My husband (the UK citizen) and I (the US citizen) got married in the UK last year, and are going through the process of filing the I-130 from the UK (I've sent it off to the London Embassy, as I've been a resident in the UK for over 6 months now). So, I understand your confusion, but I do think there is something you haven't considered, namely that you can't just get married in the UK if your bf is coming over as a tourist. He can apply for a fiancé visa, but it's very expensive, much more so than the US K-1 or CR-1 visa process, and you'd have to prove you can sponsor him by making at least £18,600/year. You can't use third party sponsors to help you meet the financial requirement in the UK, either.

Now YOU could go to the US and get married there as a tourist, but you'd then need to return to the UK (you could try to stay in the US and adjust your status there, but it isn't legally recommended). Your bf can also have a third party agree to help him sponsor you financially.

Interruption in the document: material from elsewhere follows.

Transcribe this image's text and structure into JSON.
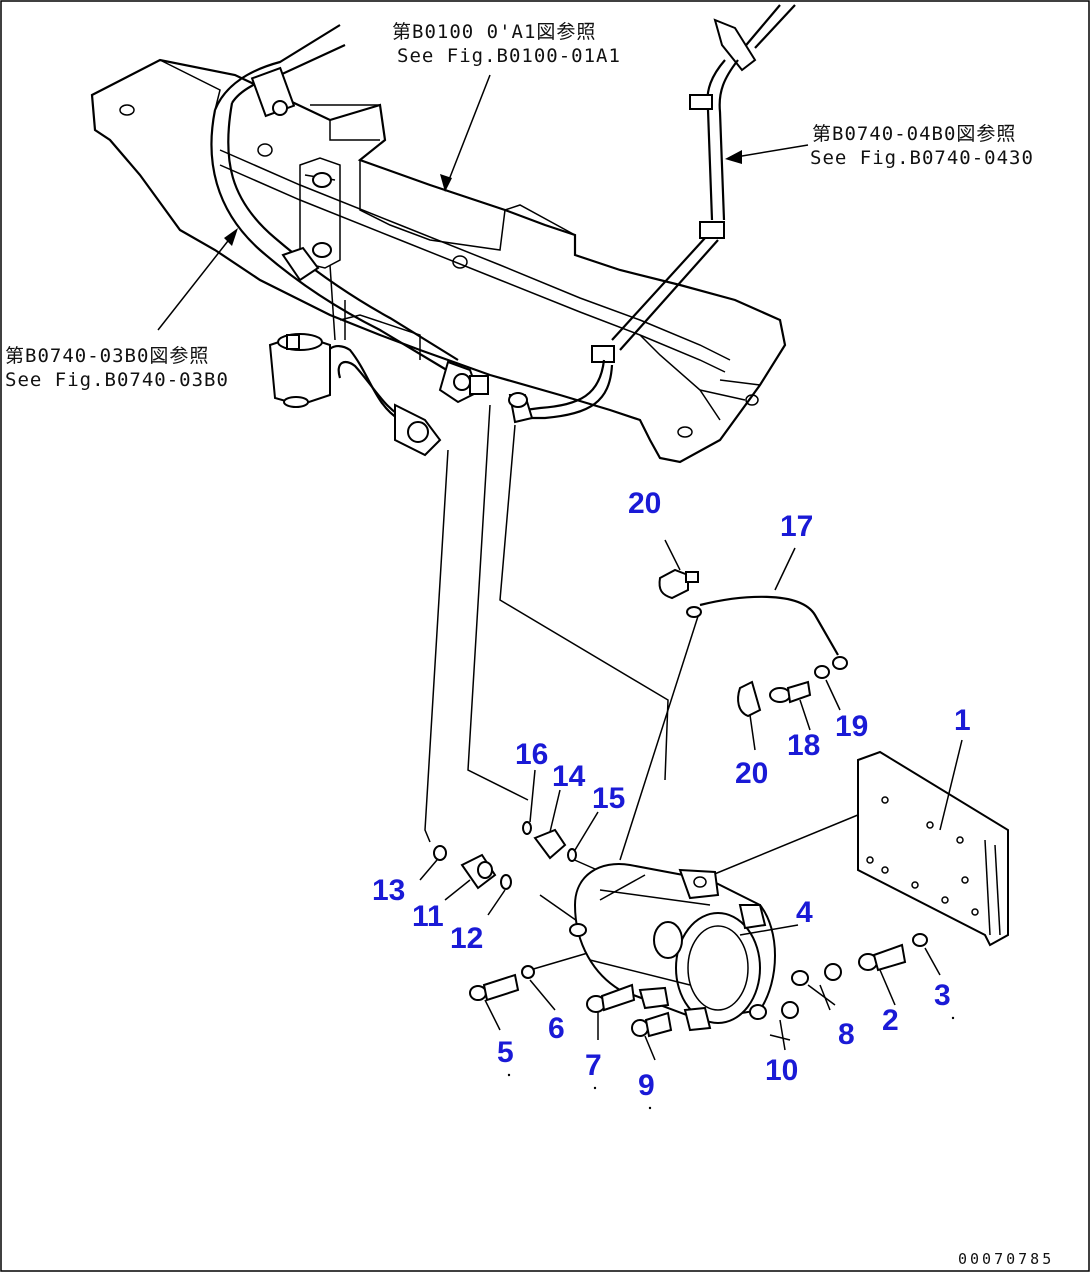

The US spousal visa route, whilst much longer and seemingly more complicated, is actually less strict and more affordable than the UK. So, if you ultimately want to live in the US, I'd recommend going the US route, unless you can't stand to be away from each other for a long period of time, which is why my husband and I first applied in the UK. He could meet the financial requirement, we'd planned our wedding there already, and you can do a priority service for a UK visa and get it very quickly.

Hope this helps!! Good luck!!!


----------